In the spring of 2000, Mark Hogancamp was brutally beaten outside a bar in Kingston, N.Y. After paramedics brought him back from certain death, he stayed in a coma for several days; when he emerged from the hospital more than a month later, he did so as a changed man, with little memory of his life before the attack.

In the extraordinary documentary "Marwencol," filmmaker Jeff Malmberg chronicles how Hogancamp, with few resources at his disposal, embarked on his own brand of therapy: creating an imaginary World War II European village called Marwencol, a 1/6 scale model made from miniatures and populated by Barbie dolls dressed in period costume.

Happily, Malmberg doesn't use his camera to gawk. Rather, he introduces the audience to Hogancamp and his eccentricities with unfailing sensitivity, etching a fine, delicately nuanced portrait of an artist compelled by mysterious forces to create something utterly unique. While it's obvious that Hogancamp's hobby allows him to engage in healthy fantasy and wish fulfillment (he's a character in his own right, in the form of the courageous, handsome Captain Hogancamp), there are practical implications as well, as the work helps him regain his fine motor skills.

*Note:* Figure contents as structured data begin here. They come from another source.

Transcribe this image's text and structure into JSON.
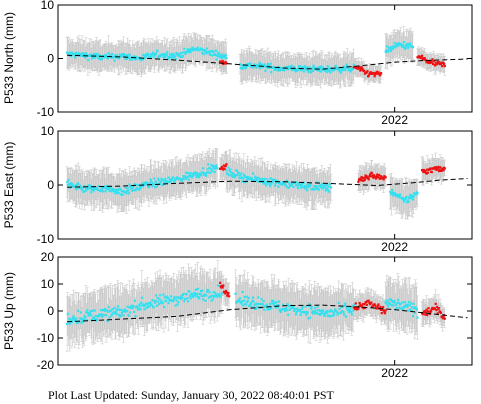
{
  "footer": {
    "text": "Plot Last Updated:   Sunday, January 30, 2022 08:40:01 PST"
  },
  "colors": {
    "data": "#33e0f0",
    "recent": "#ee1111",
    "errorbar": "#c8c8c8",
    "trend": "#000000"
  },
  "chart_data": [
    {
      "type": "scatter",
      "ylabel": "P533 North (mm)",
      "ylim": [
        -10,
        10
      ],
      "yticks": [
        -10,
        0,
        10
      ],
      "xlim": [
        2018.3,
        2022.85
      ],
      "xticks": [
        2022
      ],
      "xtick_labels": [
        "2022"
      ],
      "grid": false,
      "trend": [
        [
          2018.4,
          0.6
        ],
        [
          2019.0,
          0.3
        ],
        [
          2019.6,
          -0.3
        ],
        [
          2020.2,
          -1.0
        ],
        [
          2020.8,
          -1.8
        ],
        [
          2021.2,
          -2.0
        ],
        [
          2021.6,
          -1.4
        ],
        [
          2022.0,
          -0.7
        ],
        [
          2022.3,
          -0.4
        ],
        [
          2022.8,
          -0.1
        ]
      ],
      "series": [
        {
          "color": "cyan",
          "segments": [
            {
              "start": 2018.4,
              "end": 2020.15,
              "points": [
                [
                  2018.4,
                  0.8
                ],
                [
                  2018.6,
                  0.6
                ],
                [
                  2018.8,
                  0.2
                ],
                [
                  2019.0,
                  0.5
                ],
                [
                  2019.2,
                  0.0
                ],
                [
                  2019.4,
                  0.8
                ],
                [
                  2019.6,
                  0.5
                ],
                [
                  2019.8,
                  1.8
                ],
                [
                  2020.0,
                  1.0
                ],
                [
                  2020.15,
                  0.2
                ]
              ]
            },
            {
              "start": 2020.3,
              "end": 2021.55,
              "points": [
                [
                  2020.3,
                  -1.2
                ],
                [
                  2020.5,
                  -1.4
                ],
                [
                  2020.7,
                  -1.8
                ],
                [
                  2020.9,
                  -1.9
                ],
                [
                  2021.1,
                  -2.0
                ],
                [
                  2021.3,
                  -2.0
                ],
                [
                  2021.55,
                  -1.8
                ]
              ]
            },
            {
              "start": 2021.9,
              "end": 2022.2,
              "points": [
                [
                  2021.9,
                  1.5
                ],
                [
                  2022.05,
                  2.6
                ],
                [
                  2022.2,
                  2.2
                ]
              ]
            }
          ],
          "noise": 1.1,
          "err": 2.5
        },
        {
          "color": "red",
          "segments": [
            {
              "start": 2020.08,
              "end": 2020.15,
              "points": [
                [
                  2020.08,
                  -0.6
                ],
                [
                  2020.15,
                  -1.0
                ]
              ]
            },
            {
              "start": 2021.55,
              "end": 2021.85,
              "points": [
                [
                  2021.55,
                  -1.5
                ],
                [
                  2021.7,
                  -2.8
                ],
                [
                  2021.85,
                  -3.0
                ]
              ]
            },
            {
              "start": 2022.25,
              "end": 2022.55,
              "points": [
                [
                  2022.25,
                  0.5
                ],
                [
                  2022.4,
                  -0.8
                ],
                [
                  2022.55,
                  -1.2
                ]
              ]
            }
          ],
          "noise": 0.9,
          "err": 1.4
        }
      ]
    },
    {
      "type": "scatter",
      "ylabel": "P533 East (mm)",
      "ylim": [
        -10,
        10
      ],
      "yticks": [
        -10,
        0,
        10
      ],
      "xlim": [
        2018.3,
        2022.85
      ],
      "xticks": [
        2022
      ],
      "xtick_labels": [
        "2022"
      ],
      "grid": false,
      "trend": [
        [
          2018.4,
          -0.4
        ],
        [
          2019.0,
          -0.2
        ],
        [
          2019.6,
          0.3
        ],
        [
          2020.2,
          0.7
        ],
        [
          2020.8,
          0.6
        ],
        [
          2021.4,
          0.2
        ],
        [
          2021.8,
          -0.1
        ],
        [
          2022.2,
          0.4
        ],
        [
          2022.5,
          0.9
        ],
        [
          2022.8,
          1.2
        ]
      ],
      "series": [
        {
          "color": "cyan",
          "segments": [
            {
              "start": 2018.4,
              "end": 2020.05,
              "points": [
                [
                  2018.4,
                  0.5
                ],
                [
                  2018.6,
                  -0.8
                ],
                [
                  2018.8,
                  -0.5
                ],
                [
                  2019.0,
                  -1.2
                ],
                [
                  2019.3,
                  0.2
                ],
                [
                  2019.6,
                  1.0
                ],
                [
                  2019.9,
                  2.5
                ],
                [
                  2020.05,
                  3.2
                ]
              ]
            },
            {
              "start": 2020.15,
              "end": 2021.3,
              "points": [
                [
                  2020.15,
                  2.5
                ],
                [
                  2020.4,
                  1.2
                ],
                [
                  2020.7,
                  0.5
                ],
                [
                  2021.0,
                  -0.2
                ],
                [
                  2021.3,
                  -0.5
                ]
              ]
            },
            {
              "start": 2021.95,
              "end": 2022.25,
              "points": [
                [
                  2021.95,
                  -1.0
                ],
                [
                  2022.1,
                  -3.0
                ],
                [
                  2022.25,
                  -1.5
                ]
              ]
            }
          ],
          "noise": 1.3,
          "err": 3.0
        },
        {
          "color": "red",
          "segments": [
            {
              "start": 2020.08,
              "end": 2020.15,
              "points": [
                [
                  2020.08,
                  2.8
                ],
                [
                  2020.15,
                  3.8
                ]
              ]
            },
            {
              "start": 2021.6,
              "end": 2021.9,
              "points": [
                [
                  2021.6,
                  1.0
                ],
                [
                  2021.75,
                  1.8
                ],
                [
                  2021.9,
                  1.2
                ]
              ]
            },
            {
              "start": 2022.3,
              "end": 2022.55,
              "points": [
                [
                  2022.3,
                  2.5
                ],
                [
                  2022.45,
                  3.0
                ],
                [
                  2022.55,
                  2.8
                ]
              ]
            }
          ],
          "noise": 1.0,
          "err": 2.0
        }
      ]
    },
    {
      "type": "scatter",
      "ylabel": "P533 Up (mm)",
      "ylim": [
        -20,
        20
      ],
      "yticks": [
        -20,
        -10,
        0,
        10,
        20
      ],
      "xlim": [
        2018.3,
        2022.85
      ],
      "xticks": [
        2022
      ],
      "xtick_labels": [
        "2022"
      ],
      "grid": false,
      "trend": [
        [
          2018.4,
          -4.0
        ],
        [
          2019.0,
          -3.0
        ],
        [
          2019.6,
          -2.0
        ],
        [
          2020.2,
          0.5
        ],
        [
          2020.8,
          2.0
        ],
        [
          2021.2,
          2.2
        ],
        [
          2021.6,
          1.5
        ],
        [
          2022.0,
          0.5
        ],
        [
          2022.4,
          -1.0
        ],
        [
          2022.8,
          -2.5
        ]
      ],
      "series": [
        {
          "color": "cyan",
          "segments": [
            {
              "start": 2018.4,
              "end": 2020.1,
              "points": [
                [
                  2018.4,
                  -3.0
                ],
                [
                  2018.6,
                  -2.0
                ],
                [
                  2018.8,
                  -1.0
                ],
                [
                  2019.0,
                  -0.5
                ],
                [
                  2019.2,
                  2.0
                ],
                [
                  2019.5,
                  4.0
                ],
                [
                  2019.8,
                  6.0
                ],
                [
                  2020.1,
                  7.0
                ]
              ]
            },
            {
              "start": 2020.25,
              "end": 2021.55,
              "points": [
                [
                  2020.25,
                  4.0
                ],
                [
                  2020.5,
                  3.0
                ],
                [
                  2020.8,
                  1.0
                ],
                [
                  2021.1,
                  0.0
                ],
                [
                  2021.3,
                  -1.0
                ],
                [
                  2021.55,
                  0.5
                ]
              ]
            },
            {
              "start": 2021.9,
              "end": 2022.25,
              "points": [
                [
                  2021.9,
                  3.0
                ],
                [
                  2022.05,
                  2.0
                ],
                [
                  2022.25,
                  0.5
                ]
              ]
            }
          ],
          "noise": 4.0,
          "err": 8.0
        },
        {
          "color": "red",
          "segments": [
            {
              "start": 2020.08,
              "end": 2020.18,
              "points": [
                [
                  2020.08,
                  10.0
                ],
                [
                  2020.18,
                  6.0
                ]
              ]
            },
            {
              "start": 2021.55,
              "end": 2021.9,
              "points": [
                [
                  2021.55,
                  1.0
                ],
                [
                  2021.7,
                  3.0
                ],
                [
                  2021.9,
                  0.0
                ]
              ]
            },
            {
              "start": 2022.3,
              "end": 2022.55,
              "points": [
                [
                  2022.3,
                  -1.0
                ],
                [
                  2022.45,
                  1.0
                ],
                [
                  2022.55,
                  -2.5
                ]
              ]
            }
          ],
          "noise": 2.5,
          "err": 4.0
        }
      ]
    }
  ]
}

Eventually Hogancamp began to photograph his project, and those pictures brought him to the attention of the New York art world. When "Marwencol" takes Hogancamp out of Kingston and into Soho, filmgoers may well find themselves wincing with apprehension (especially when the plot takes an utterly surprising, potentially disastrous turn). Malmberg's thoughtful, compassionate film is about many things - the mysteries of the brain and the creative spirit, the passions and motives of one idiosyncratic individual. But at its heart, it's about the communities we forge - real and imagined - to save our own lives.

Contains images of staged violence and mature themes.